La situación me recuerda al viejo chiste: “Si debes algo de dinero al banco, el problema es tuyo; pero si le debes mucho dinero, el problema es del banco”. Las tecnológicas han creado un problema tan grande que ahora ya no es suyo, es de todos. Es, de hecho, uno de los grandes retos de la sociedad global. Quizá incluso estemos exigiéndoles demasiado: cómo pedir a unas simples empresas, aunque sean las mayores y más poderosas del mundo, que se hagan cargo de las inconmensurables consecuencias de haber conectado lo bueno y lo malo de todos los seres humanos. Tampoco sé hasta qué punto los gobiernos pueden intervenir, aunque sí que deben intentarlo. El Congreso, a propuesta del PSOE, comenzó a debatir este martes cómo regular las redes sociales para proteger a los jóvenes. Sugieren recomendar la posesión de un móvil solo a partir de los 14, y de cuentas en redes, desde los 16.
Sobre la crisis de salud mental juvenil existen dos corrientes. Una culpa fundamentalmente a los móviles con conexión a internet, centrándose sobre todo en los efectos nocivos del exceso de tiempo de pantalla y la comparación propia con el éxito ajeno. La otra insiste en que, además de los factores tecnológicos, niños y adolescentes no son ajenos a los cambios ambientales, sociales, económicos y políticos del momento. En España, según un reciente estudio de la Fundación Cotec, un tercio del alumnado ha sufrido acoso: al trasladarse al ámbito digital esta violencia se intensifica.

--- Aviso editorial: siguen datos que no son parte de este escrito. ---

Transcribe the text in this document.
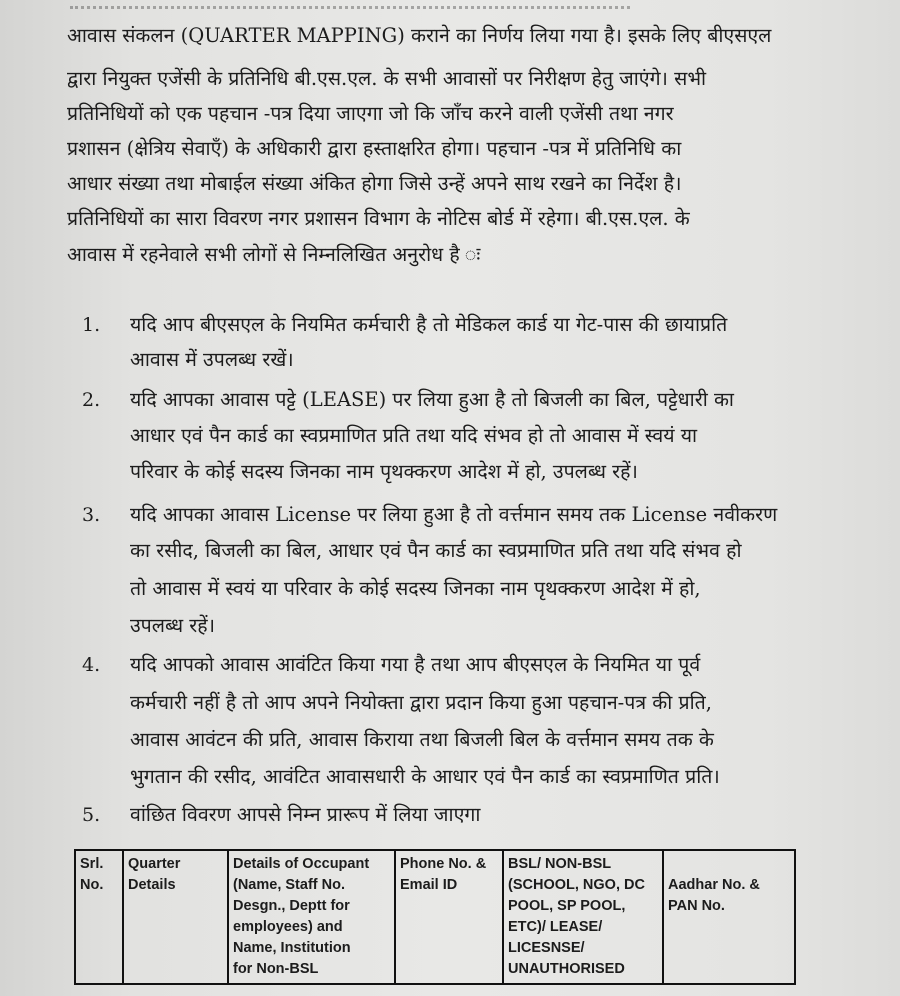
आवास संकलन (QUARTER MAPPING) कराने का निर्णय लिया गया है। इसके लिए बीएसएल
द्वारा नियुक्त एजेंसी के प्रतिनिधि बी.एस.एल. के सभी आवासों पर निरीक्षण हेतु जाएंगे। सभी
प्रतिनिधियों को एक पहचान -पत्र दिया जाएगा जो कि जाँच करने वाली एजेंसी तथा नगर
प्रशासन (क्षेत्रिय सेवाएँ) के अधिकारी द्वारा हस्ताक्षरित होगा। पहचान -पत्र में प्रतिनिधि का
आधार संख्या तथा मोबाईल संख्या अंकित होगा जिसे उन्हें अपने साथ रखने का निर्देश है।
प्रतिनिधियों का सारा विवरण नगर प्रशासन विभाग के नोटिस बोर्ड में रहेगा। बी.एस.एल. के
आवास में रहनेवाले सभी लोगों से निम्नलिखित अनुरोध है ः
1. यदि आप बीएसएल के नियमित कर्मचारी है तो मेडिकल कार्ड या गेट-पास की छायाप्रति
आवास में उपलब्ध रखें।
2. यदि आपका आवास पट्टे (LEASE) पर लिया हुआ है तो बिजली का बिल, पट्टेधारी का
आधार एवं पैन कार्ड का स्वप्रमाणित प्रति तथा यदि संभव हो तो आवास में स्वयं या
परिवार के कोई सदस्य जिनका नाम पृथक्करण आदेश में हो, उपलब्ध रहें।
3. यदि आपका आवास License पर लिया हुआ है तो वर्त्तमान समय तक License नवीकरण
का रसीद, बिजली का बिल, आधार एवं पैन कार्ड का स्वप्रमाणित प्रति तथा यदि संभव हो
तो आवास में स्वयं या परिवार के कोई सदस्य जिनका नाम पृथक्करण आदेश में हो,
उपलब्ध रहें।
4. यदि आपको आवास आवंटित किया गया है तथा आप बीएसएल के नियमित या पूर्व
कर्मचारी नहीं है तो आप अपने नियोक्ता द्वारा प्रदान किया हुआ पहचान-पत्र की प्रति,
आवास आवंटन की प्रति, आवास किराया तथा बिजली बिल के वर्त्तमान समय तक के
भुगतान की रसीद, आवंटित आवासधारी के आधार एवं पैन कार्ड का स्वप्रमाणित प्रति।
5. वांछित विवरण आपसे निम्न प्रारूप में लिया जाएगा
Srl.
No.

Quarter
Details

Details of Occupant
(Name, Staff No.
Desgn., Deptt for
employees) and
Name, Institution
for Non-BSL

Phone No. &
Email ID

BSL/ NON-BSL
(SCHOOL, NGO, DC
POOL, SP POOL,
ETC)/ LEASE/
LICESNSE/
UNAUTHORISED

Aadhar No. &
PAN No.
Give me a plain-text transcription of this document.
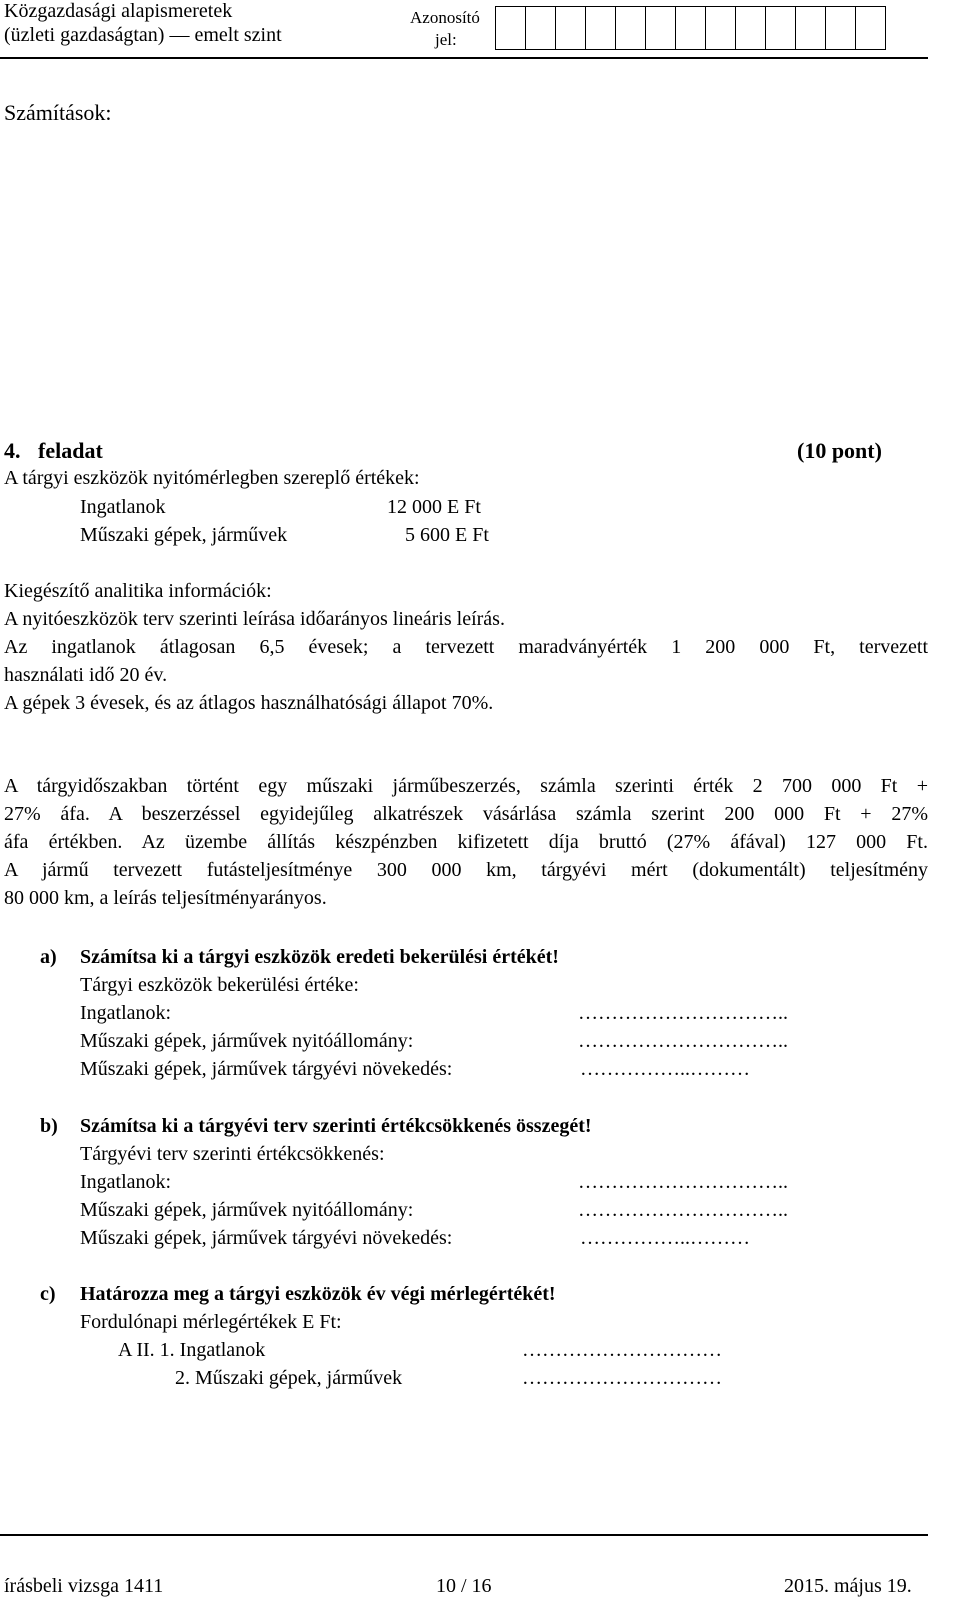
Közgazdasági alapismeretek
(üzleti gazdaságtan) — emelt szint
Azonosító
jel:
Számítások:
4. feladat	(10 pont)
A tárgyi eszközök nyitómérlegben szereplő értékek:
Ingatlanok	12 000 E Ft
Műszaki gépek, járművek	5 600 E Ft
Kiegészítő analitika információk:
A nyitóeszközök terv szerinti leírása időarányos lineáris leírás.
Az ingatlanok átlagosan 6,5 évesek; a tervezett maradványérték 1 200 000 Ft, tervezett
használati idő 20 év.
A gépek 3 évesek, és az átlagos használhatósági állapot 70%.
A tárgyidőszakban történt egy műszaki járműbeszerzés, számla szerinti érték 2 700 000 Ft +
27% áfa. A beszerzéssel egyidejűleg alkatrészek vásárlása számla szerint 200 000 Ft + 27%
áfa értékben. Az üzembe állítás készpénzben kifizetett díja bruttó (27% áfával) 127 000 Ft.
A jármű tervezett futásteljesítménye 300 000 km, tárgyévi mért (dokumentált) teljesítmény
80 000 km, a leírás teljesítményarányos.
a) Számítsa ki a tárgyi eszközök eredeti bekerülési értékét!
Tárgyi eszközök bekerülési értéke:
Ingatlanok:	…………………………..
Műszaki gépek, járművek nyitóállomány:	…………………………..
Műszaki gépek, járművek tárgyévi növekedés:	……………..………
b) Számítsa ki a tárgyévi terv szerinti értékcsökkenés összegét!
Tárgyévi terv szerinti értékcsökkenés:
Ingatlanok:	…………………………..
Műszaki gépek, járművek nyitóállomány:	…………………………..
Műszaki gépek, járművek tárgyévi növekedés:	……………..………
c) Határozza meg a tárgyi eszközök év végi mérlegértékét!
Fordulónapi mérlegértékek E Ft:
A II. 1. Ingatlanok	…………………………
2. Műszaki gépek, járművek	…………………………
írásbeli vizsga 1411	10 / 16	2015. május 19.
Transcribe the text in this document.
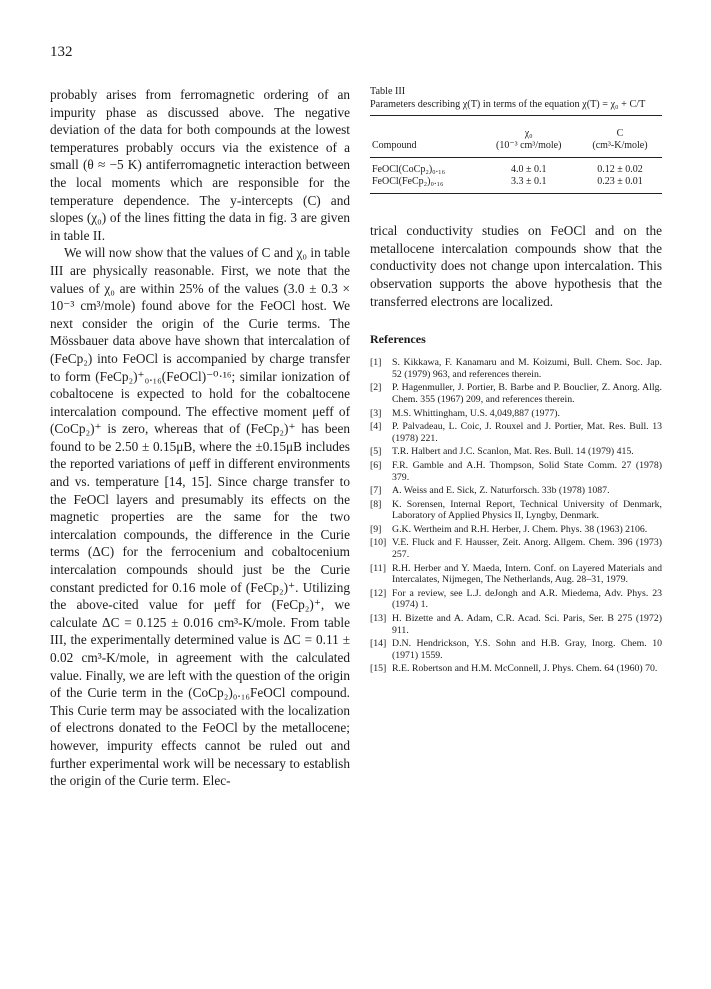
132

probably arises from ferromagnetic ordering of an impurity phase as discussed above. The negative deviation of the data for both compounds at the lowest temperatures probably occurs via the existence of a small (θ ≈ −5 K) antiferromagnetic interaction between the local moments which are responsible for the temperature dependence. The y-intercepts (C) and slopes (χ₀) of the lines fitting the data in fig. 3 are given in table II.

We will now show that the values of C and χ₀ in table III are physically reasonable. First, we note that the values of χ₀ are within 25% of the values (3.0 ± 0.3 × 10⁻³ cm³/mole) found above for the FeOCl host. We next consider the origin of the Curie terms. The Mössbauer data above have shown that intercalation of (FeCp₂) into FeOCl is accompanied by charge transfer to form (FeCp₂)⁺₀.₁₆(FeOCl)⁻⁰·¹⁶; similar ionization of cobaltocene is expected to hold for the cobaltocene intercalation compound. The effective moment μeff of (CoCp₂)⁺ is zero, whereas that of (FeCp₂)⁺ has been found to be 2.50 ± 0.15μB, where the ±0.15μB includes the reported variations of μeff in different environments and vs. temperature [14, 15]. Since charge transfer to the FeOCl layers and presumably its effects on the magnetic properties are the same for the two intercalation compounds, the difference in the Curie terms (ΔC) for the ferrocenium and cobaltocenium intercalation compounds should just be the Curie constant predicted for 0.16 mole of (FeCp₂)⁺. Utilizing the above-cited value for μeff for (FeCp₂)⁺, we calculate ΔC = 0.125 ± 0.016 cm³-K/mole. From table III, the experimentally determined value is ΔC = 0.11 ± 0.02 cm³-K/mole, in agreement with the calculated value. Finally, we are left with the question of the origin of the Curie term in the (CoCp₂)₀.₁₆FeOCl compound. This Curie term may be associated with the localization of electrons donated to the FeOCl by the metallocene; however, impurity effects cannot be ruled out and further experimental work will be necessary to establish the origin of the Curie term. Elec-

Table III
Parameters describing χ(T) in terms of the equation χ(T) = χ₀ + C/T
	χ₀	C
Compound	(10⁻³ cm³/mole)	(cm³-K/mole)
FeOCl(CoCp₂)₀.₁₆	4.0 ± 0.1	0.12 ± 0.02
FeOCl(FeCp₂)₀.₁₆	3.3 ± 0.1	0.23 ± 0.01

trical conductivity studies on FeOCl and on the metallocene intercalation compounds show that the conductivity does not change upon intercalation. This observation supports the above hypothesis that the transferred electrons are localized.

References
[1] S. Kikkawa, F. Kanamaru and M. Koizumi, Bull. Chem. Soc. Jap. 52 (1979) 963, and references therein.
[2] P. Hagenmuller, J. Portier, B. Barbe and P. Bouclier, Z. Anorg. Allg. Chem. 355 (1967) 209, and references therein.
[3] M.S. Whittingham, U.S. 4,049,887 (1977).
[4] P. Palvadeau, L. Coic, J. Rouxel and J. Portier, Mat. Res. Bull. 13 (1978) 221.
[5] T.R. Halbert and J.C. Scanlon, Mat. Res. Bull. 14 (1979) 415.
[6] F.R. Gamble and A.H. Thompson, Solid State Comm. 27 (1978) 379.
[7] A. Weiss and E. Sick, Z. Naturforsch. 33b (1978) 1087.
[8] K. Sorensen, Internal Report, Technical University of Denmark, Laboratory of Applied Physics II, Lyngby, Denmark.
[9] G.K. Wertheim and R.H. Herber, J. Chem. Phys. 38 (1963) 2106.
[10] V.E. Fluck and F. Hausser, Zeit. Anorg. Allgem. Chem. 396 (1973) 257.
[11] R.H. Herber and Y. Maeda, Intern. Conf. on Layered Materials and Intercalates, Nijmegen, The Netherlands, Aug. 28–31, 1979.
[12] For a review, see L.J. deJongh and A.R. Miedema, Adv. Phys. 23 (1974) 1.
[13] H. Bizette and A. Adam, C.R. Acad. Sci. Paris, Ser. B 275 (1972) 911.
[14] D.N. Hendrickson, Y.S. Sohn and H.B. Gray, Inorg. Chem. 10 (1971) 1559.
[15] R.E. Robertson and H.M. McConnell, J. Phys. Chem. 64 (1960) 70.
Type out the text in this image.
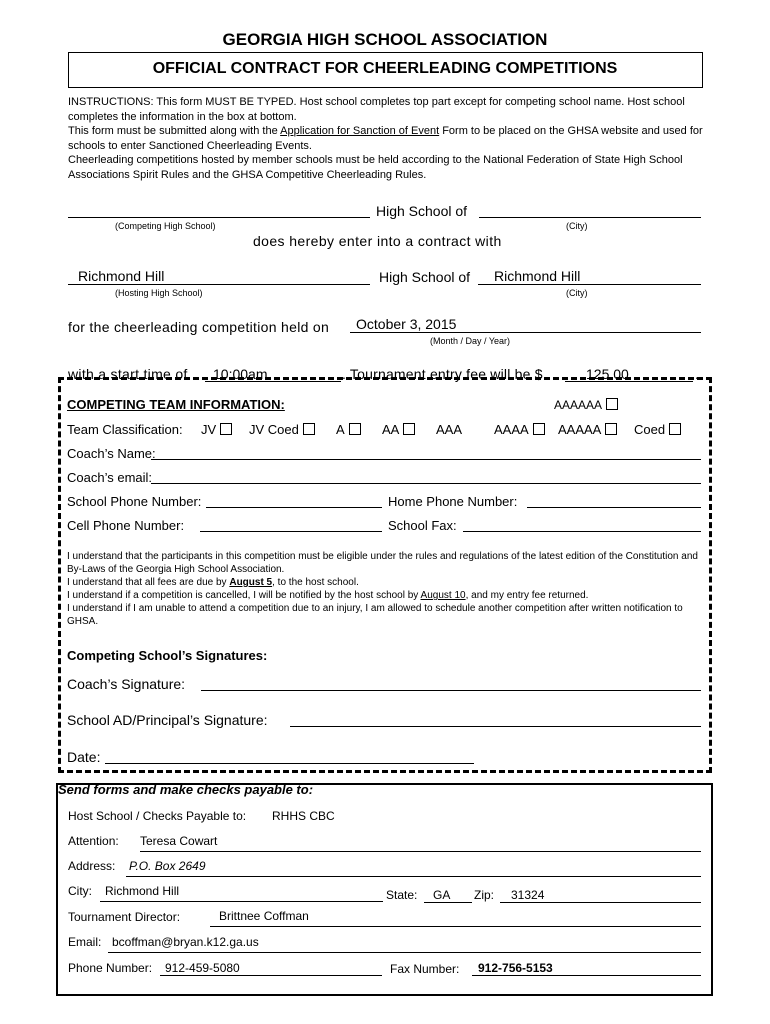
GEORGIA HIGH SCHOOL ASSOCIATION
OFFICIAL CONTRACT FOR CHEERLEADING COMPETITIONS
INSTRUCTIONS: This form MUST BE TYPED. Host school completes top part except for competing school name. Host school completes the information in the box at bottom.
This form must be submitted along with the Application for Sanction of Event Form to be placed on the GHSA website and used for schools to enter Sanctioned Cheerleading Events.
Cheerleading competitions hosted by member schools must be held according to the National Federation of State High School Associations Spirit Rules and the GHSA Competitive Cheerleading Rules.
High School of
(Competing High School)	(City)
does hereby enter into a contract with
Richmond Hill	High School of Richmond Hill
(Hosting High School)	(City)
for the cheerleading competition held on October 3, 2015
(Month / Day / Year)
with a start time of 10:00am	. Tournament entry fee will be $	125.00	.
COMPETING TEAM INFORMATION:	AAAAAA
Team Classification: JV	JV Coed	A	AA	AAA AAAA	AAAAA	Coed
Coach’s Name:
Coach’s email:
School Phone Number:	Home Phone Number:
Cell Phone Number:	School Fax:
I understand that the participants in this competition must be eligible under the rules and regulations of the latest edition of the Constitution and By-Laws of the Georgia High School Association.
I understand that all fees are due by August 5, to the host school.
I understand if a competition is cancelled, I will be notified by the host school by August 10, and my entry fee returned.
I understand if I am unable to attend a competition due to an injury, I am allowed to schedule another competition after written notification to GHSA.
Competing School’s Signatures:
Coach’s Signature:
School AD/Principal’s Signature:
Date:
Send forms and make checks payable to:
Host School / Checks Payable to: RHHS CBC
Attention: Teresa Cowart
Address: P.O. Box 2649
City: Richmond Hill	State: GA Zip: 31324
Tournament Director:	Brittnee Coffman
Email: bcoffman@bryan.k12.ga.us
Phone Number: 912-459-5080	Fax Number: 912-756-5153
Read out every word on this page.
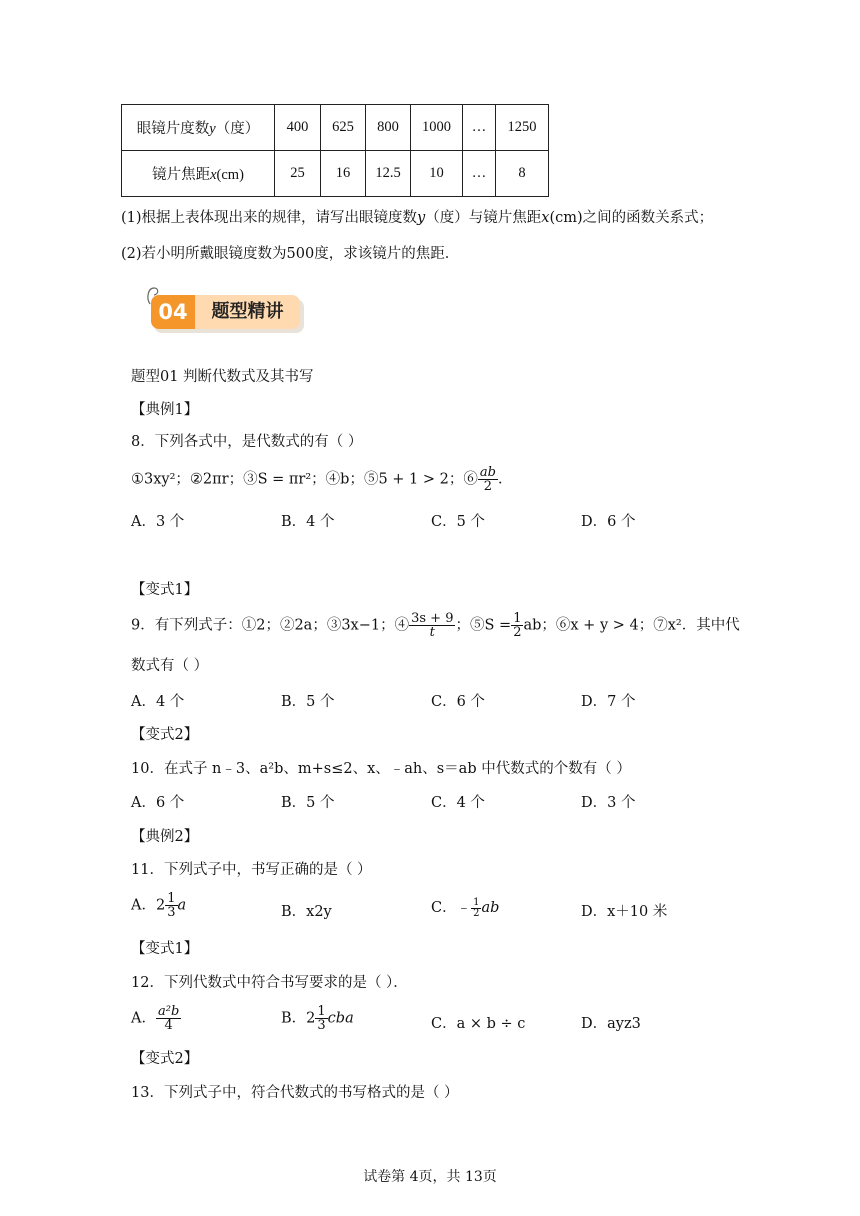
眼镜片度数y（度）	400	625	800	1000	…	1250
镜片焦距x(cm)	25	16	12.5	10	…	8
(1)根据上表体现出来的规律，请写出眼镜度数y（度）与镜片焦距x(cm)之间的函数关系式；
(2)若小明所戴眼镜度数为500度，求该镜片的焦距．
04	题型精讲
题型01 判断代数式及其书写
【典例1】
8．下列各式中，是代数式的有（ ）
①3xy²；②2πr；③S = πr²；④b；⑤5 + 1 > 2；⑥ $\frac{ab}{2}$ ．
A．3 个	B．4 个	C．5 个	D．6 个
【变式1】
9．有下列式子：①2；②2a；③3x−1；④ $\frac{3s + 9}{t}$ ；⑤S = $\frac{1}{2}$ ab；⑥x + y > 4；⑦x²．其中代
数式有（ ）
A．4 个	B．5 个	C．6 个	D．7 个
【变式2】
10．在式子 n﹣3、a²b、m+s≤2、x、﹣ah、s＝ab 中代数式的个数有（ ）
A．6 个	B．5 个	C．4 个	D．3 个
【典例2】
11．下列式子中，书写正确的是（ ）
A．$2 \frac{1}{3}$ a	B．x2y	C．﹣ $\frac{1}{2}$ ab	D．x＋10 米
【变式1】
12．下列代数式中符合书写要求的是（ ）．
A． $\frac{\text{a²b}}{4}$	B．$2 \frac{1}{3}$ cba	C．a × b ÷ c	D．ayz3
【变式2】
13．下列式子中，符合代数式的书写格式的是（ ）
试卷第 4页，共 13页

El 60% de los jóvenes con dificultades económicas habían sido diagnosticados con algún trastorno de salud mental en 2023; aquellos sin preocupaciones materiales, “solo” en un 37%. Es curioso como minusvaloramos y a la vez sobreestimamos el problema de las redes; cómo acotamos la preocupación por la salud mental a jóvenes y niños cuando el trauma de una generación lo es de todas las demás. Cuando crece y se reproduce con ella a lo largo de los años, mancha todo durante décadas con una película invisible muy difícil de borrar.